Primary LanguageJupyter Notebook

VQ-GANs

VQ-GANs were introduced in the paper ""Taming Transformers for High-Resolution Image Synthesis""

The authors have used VQ-GAN, which is a variant of the original VQ-VAE that uses a discriminator and perpetual loss to keep good perceptual quality at an increased compression rate. It was in a two-step manner by firstly, training the VQ-GAN and learning the quantized codebook then training the autoregressive transformer using the quantized codebook as sequential input to the transformer.

Implementation

Access the colab file at: VQ-GANS.ipynb

VQ-VAE

VQGAN was proposed, as a variant of the original VQVAE. VQ-VAE consists of an encoder that maps observations/images onto a sequence of discrete latent variables, and a decoder that reconstructs the observations from these discrete variables. They use a shared codebook.
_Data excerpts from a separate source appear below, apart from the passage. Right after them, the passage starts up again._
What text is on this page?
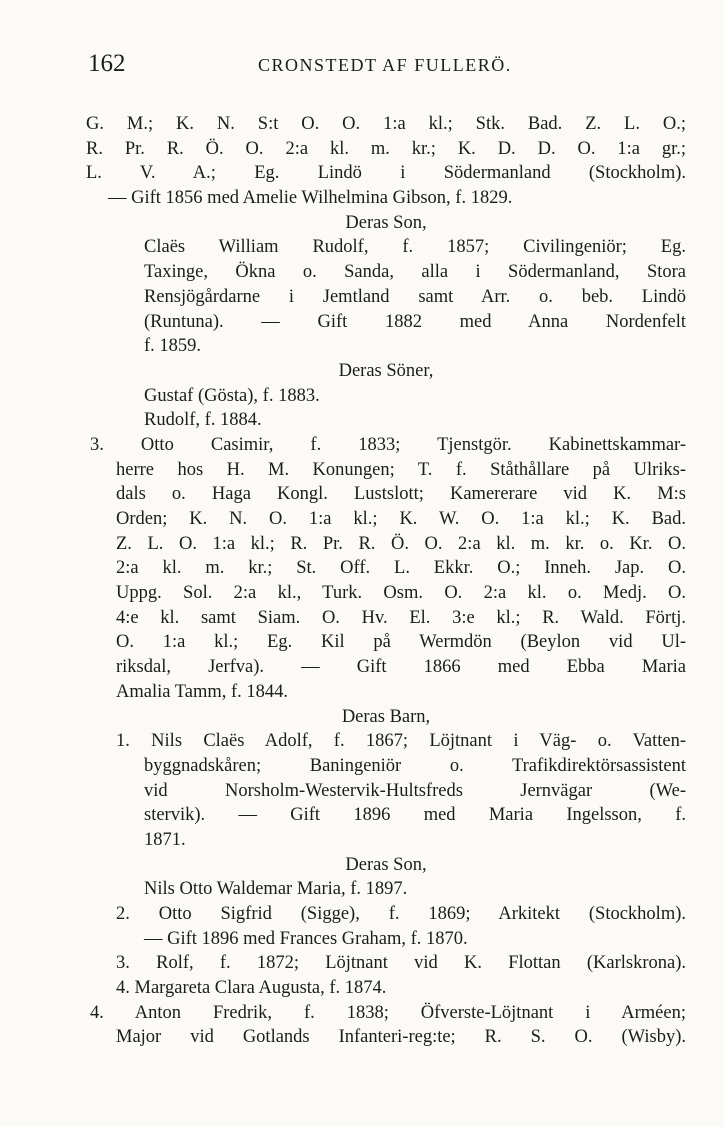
162	CRONSTEDT AF FULLERÖ.
G. M.; K. N. S:t O. O. 1:a kl.; Stk. Bad. Z. L. O.;
R. Pr. R. Ö. O. 2:a kl. m. kr.; K. D. D. O. 1:a gr.;
L. V. A.; Eg. Lindö i Södermanland (Stockholm).
— Gift 1856 med Amelie Wilhelmina Gibson, f. 1829.
Deras Son,
Claës William Rudolf, f. 1857; Civilingeniör; Eg.
Taxinge, Ökna o. Sanda, alla i Södermanland, Stora
Rensjögårdarne i Jemtland samt Arr. o. beb. Lindö
(Runtuna). — Gift 1882 med Anna Nordenfelt
f. 1859.
Deras Söner,
Gustaf (Gösta), f. 1883.
Rudolf, f. 1884.
3. Otto Casimir, f. 1833; Tjenstgör. Kabinettskammar-
herre hos H. M. Konungen; T. f. Ståthållare på Ulriks-
dals o. Haga Kongl. Lustslott; Kamererare vid K. M:s
Orden; K. N. O. 1:a kl.; K. W. O. 1:a kl.; K. Bad.
Z. L. O. 1:a kl.; R. Pr. R. Ö. O. 2:a kl. m. kr. o. Kr. O.
2:a kl. m. kr.; St. Off. L. Ekkr. O.; Inneh. Jap. O.
Uppg. Sol. 2:a kl., Turk. Osm. O. 2:a kl. o. Medj. O.
4:e kl. samt Siam. O. Hv. El. 3:e kl.; R. Wald. Förtj.
O. 1:a kl.; Eg. Kil på Wermdön (Beylon vid Ul-
riksdal, Jerfva). — Gift 1866 med Ebba Maria
Amalia Tamm, f. 1844.
Deras Barn,
1. Nils Claës Adolf, f. 1867; Löjtnant i Väg- o. Vatten-
byggnadskåren; Baningeniör o. Trafikdirektörsassistent
vid Norsholm-Westervik-Hultsfreds Jernvägar (We-
stervik). — Gift 1896 med Maria Ingelsson, f.
1871.
Deras Son,
Nils Otto Waldemar Maria, f. 1897.
2. Otto Sigfrid (Sigge), f. 1869; Arkitekt (Stockholm).
— Gift 1896 med Frances Graham, f. 1870.
3. Rolf, f. 1872; Löjtnant vid K. Flottan (Karlskrona).
4. Margareta Clara Augusta, f. 1874.
4. Anton Fredrik, f. 1838; Öfverste-Löjtnant i Arméen;
Major vid Gotlands Infanteri-reg:te; R. S. O. (Wisby).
The encoder creates a “latent space” which is simply a space of compressed image data in which similar data points are closer together. This is then quantized based on its distance to the code vectors such that each vector is replaced by the index of the nearest code vector in the codebook. The same is used by the decoder for reconstruction.

Transformers

The Transformer part learns which code book vectors could make sense together and which not and after that it can generate new possible code book vectors which it thinks could go along together. We are using a transformer because our code book vectors representing an image is just a sequence and transformers are really good at sequence tasks.